Neben dem Arthroseschmerz spielt die Funktionseinschränkung eine entscheidende Rolle bei den Aktivitäten des täglichen Lebens, wie z.B. Treppen steigen oder einkaufen gehen. Die Gelenkfunktion ist insbesondere für die Gehgeschwindigkeit, für die Lebensqualität und die Teilnahme am sozialen Leben wichtig. Das Vorurteil, bei der Arthrose handele es sich um einen Alterungsprozess und keine Krankheit, wurde durch eine Studie widerlegt, bei der Patienten mit und ohne Arthrose verglichen wurden. Die Patienten mit Arthrose hatten dreimal häufiger Probleme bei den Aktivitäten des täglichen Lebens, wie z.B. Treppen steigen, Knien oder aus dem Stuhl oder Bett aufstehen. Die Arthrose bedarf der Therapie, denn nur so kann vielen Patienten ein Leben mit Tätigkeiten außerhalb der eigenen vier Wände ermöglicht werden. Vermieden werden muss ein Abgleiten in ein auf fremde Hilfe angewiesenes Leben.

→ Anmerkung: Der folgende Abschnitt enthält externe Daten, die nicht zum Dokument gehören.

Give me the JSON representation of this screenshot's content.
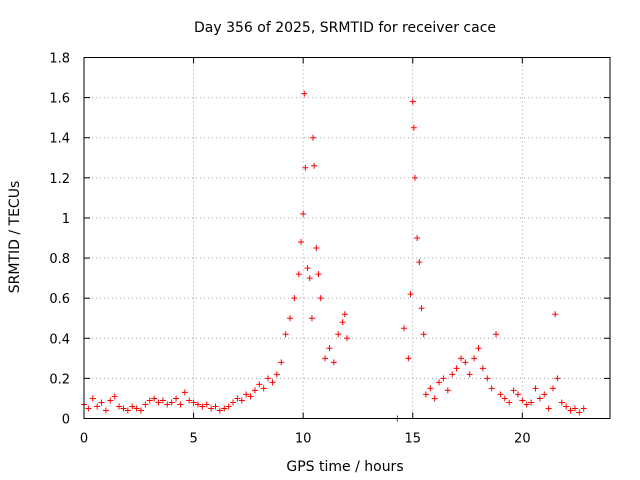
{
  "chart_data": {
    "type": "scatter",
    "title": "Day 356 of 2025, SRMTID for receiver cace",
    "xlabel": "GPS time / hours",
    "ylabel": "SRMTID / TECUs",
    "xlim": [
      0,
      24
    ],
    "ylim": [
      0,
      1.8
    ],
    "xticks": [
      0,
      5,
      10,
      15,
      20
    ],
    "xtick_labels": [
      "0",
      "5",
      "10",
      "15",
      "20"
    ],
    "yticks": [
      0,
      0.2,
      0.4,
      0.6,
      0.8,
      1,
      1.2,
      1.4,
      1.6,
      1.8
    ],
    "ytick_labels": [
      "0",
      "0.2",
      "0.4",
      "0.6",
      "0.8",
      "1",
      "1.2",
      "1.4",
      "1.6",
      "1.8"
    ],
    "grid": true,
    "legend": "none",
    "marker": "+",
    "color": "#ff0000",
    "series": [
      {
        "name": "SRMTID",
        "x": [
          0.0,
          0.2,
          0.4,
          0.6,
          0.8,
          1.0,
          1.2,
          1.4,
          1.6,
          1.8,
          2.0,
          2.2,
          2.4,
          2.6,
          2.8,
          3.0,
          3.2,
          3.4,
          3.6,
          3.8,
          4.0,
          4.2,
          4.4,
          4.6,
          4.8,
          5.0,
          5.2,
          5.4,
          5.6,
          5.8,
          6.0,
          6.2,
          6.4,
          6.6,
          6.8,
          7.0,
          7.2,
          7.4,
          7.6,
          7.8,
          8.0,
          8.2,
          8.4,
          8.6,
          8.8,
          9.0,
          9.2,
          9.4,
          9.6,
          9.8,
          9.9,
          10.0,
          10.05,
          10.1,
          10.2,
          10.3,
          10.4,
          10.45,
          10.5,
          10.6,
          10.7,
          10.8,
          11.0,
          11.2,
          11.4,
          11.6,
          11.8,
          11.9,
          12.0,
          14.3,
          14.6,
          14.8,
          14.9,
          15.0,
          15.05,
          15.1,
          15.2,
          15.3,
          15.4,
          15.5,
          15.6,
          15.8,
          16.0,
          16.2,
          16.4,
          16.6,
          16.8,
          17.0,
          17.2,
          17.4,
          17.6,
          17.8,
          18.0,
          18.2,
          18.4,
          18.6,
          18.8,
          19.0,
          19.2,
          19.4,
          19.6,
          19.8,
          20.0,
          20.2,
          20.4,
          20.6,
          20.8,
          21.0,
          21.2,
          21.4,
          21.5,
          21.6,
          21.8,
          22.0,
          22.2,
          22.4,
          22.6,
          22.8
        ],
        "y": [
          0.07,
          0.05,
          0.1,
          0.06,
          0.08,
          0.04,
          0.09,
          0.11,
          0.06,
          0.05,
          0.04,
          0.06,
          0.05,
          0.04,
          0.07,
          0.09,
          0.1,
          0.08,
          0.09,
          0.07,
          0.08,
          0.1,
          0.07,
          0.13,
          0.09,
          0.08,
          0.07,
          0.06,
          0.07,
          0.05,
          0.06,
          0.04,
          0.05,
          0.06,
          0.08,
          0.1,
          0.09,
          0.12,
          0.11,
          0.14,
          0.17,
          0.15,
          0.2,
          0.18,
          0.22,
          0.28,
          0.42,
          0.5,
          0.6,
          0.72,
          0.88,
          1.02,
          1.62,
          1.25,
          0.75,
          0.7,
          0.5,
          1.4,
          1.26,
          0.85,
          0.72,
          0.6,
          0.3,
          0.35,
          0.28,
          0.42,
          0.48,
          0.52,
          0.4,
          0.0,
          0.45,
          0.3,
          0.62,
          1.58,
          1.45,
          1.2,
          0.9,
          0.78,
          0.55,
          0.42,
          0.12,
          0.15,
          0.1,
          0.18,
          0.2,
          0.14,
          0.22,
          0.25,
          0.3,
          0.28,
          0.22,
          0.3,
          0.35,
          0.25,
          0.2,
          0.15,
          0.42,
          0.12,
          0.1,
          0.08,
          0.14,
          0.12,
          0.09,
          0.07,
          0.08,
          0.15,
          0.1,
          0.12,
          0.05,
          0.15,
          0.52,
          0.2,
          0.08,
          0.06,
          0.04,
          0.05,
          0.03,
          0.05
        ]
      }
    ]
  }
}
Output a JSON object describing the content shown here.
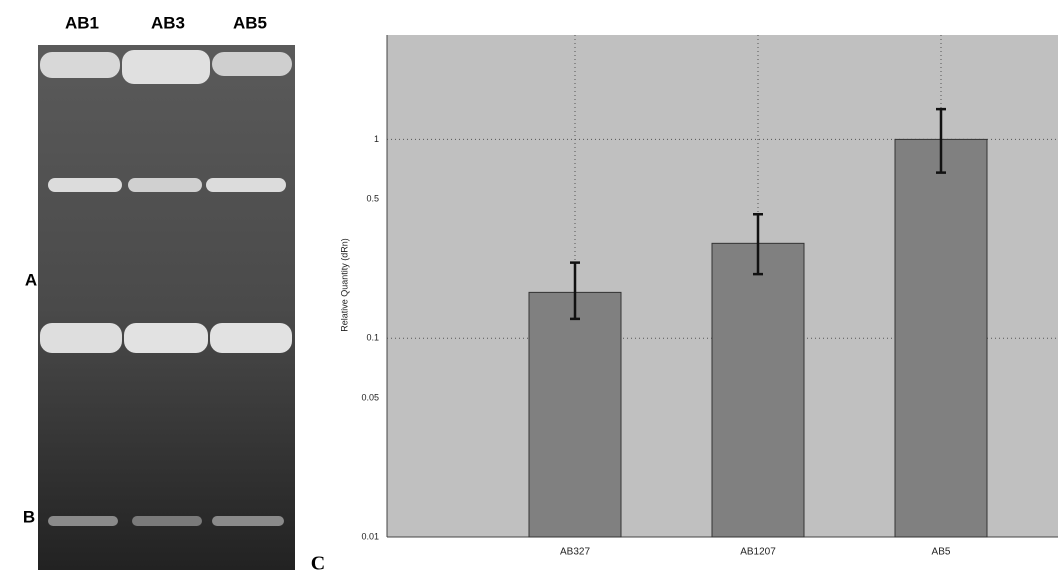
{
  "gel": {
    "lanes": [
      "AB1",
      "AB3",
      "AB5"
    ],
    "labels": [
      "A",
      "B"
    ]
  },
  "panel_label": "C",
  "chart_data": {
    "type": "bar",
    "ylabel": "Relative Quantity (dRn)",
    "categories": [
      "AB327",
      "AB1207",
      "AB5"
    ],
    "values": [
      0.17,
      0.3,
      1.0
    ],
    "error_lower": [
      0.125,
      0.21,
      0.68
    ],
    "error_upper": [
      0.24,
      0.42,
      1.42
    ],
    "color": "#808080",
    "background": "#c0c0c0",
    "log_scale": true,
    "grid": true,
    "ylim": [
      0.01,
      3.35
    ],
    "yticks": [
      0.01,
      0.05,
      0.1,
      0.5,
      1
    ]
  }
}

Unerwünschte Arzneimittelwirkungen sind in den USA für ca. 15% aller Krankenhauseinweisungen verantwortlich und fordern pro Jahr ca. 70 - 100 000 Todesfälle. Hiermit stellen sie die viert- bis sechsthäufigste Todesursache dar. Insbesondere bei älteren Patienten sind NSAR die häufigste Ursache von unerwünschten Arzneimittelwirkungen. NSAR erhöhen das Risiko von Krankenhauseinweisung, Ulkus, Ulkusblutung oder tödlicher Ulkusblutung ganz erheblich.

Gesundheitsökonomisch wird unterschieden zwischen direkten Kosten und indirekten Kosten. Die indirekten Kosten entstehen durch Arbeitsausfall und die sogenannten intangiblen Kosten betreffen z.B. die Beeinträchtigung der Lebensqualität. Die geschätzten direkten Kosten in Deutschland betragen für die Behandlung und Diagnostik der Arthrose ca.10 Milliarden DM. Die Kosten für muskuloskelettale Erkrankungen liegen sehr viel höher als diejenigen für die Herz-Kreislauf-Erkrankungen einschließlich Herzinfarkt, Hypertonie und Schlaganfall. Die durchschnittlichen Kosten für gastrointestinale Erkrankungen werden bei Einnahme von NSAR in etwa verdoppelt. In den USA werden die Kosten für die Behandlung und Vermeidung von unerwünschten Arzneimittelwirkungen durch NSAR auf ca. 500 Millionen Dollar pro Jahr geschätzt.

Zusammenfassend sind für die Pharmakotherapie der Arthrose die klinische Wirksamkeit, die Häufigkeit und Schwere von Nebenwirkungen, die Dosierungshäufigkeit, Wechselwirkungen mit anderen Medikamenten und die Kosten zu berücksichtigen. Evidenzbasierte Medizin führt zwar nicht zwangsläufig zu einer Senkung primärer Kosten, aber sicher zu einem rationaleren Umgang mit den vorhandenen Ressourcen.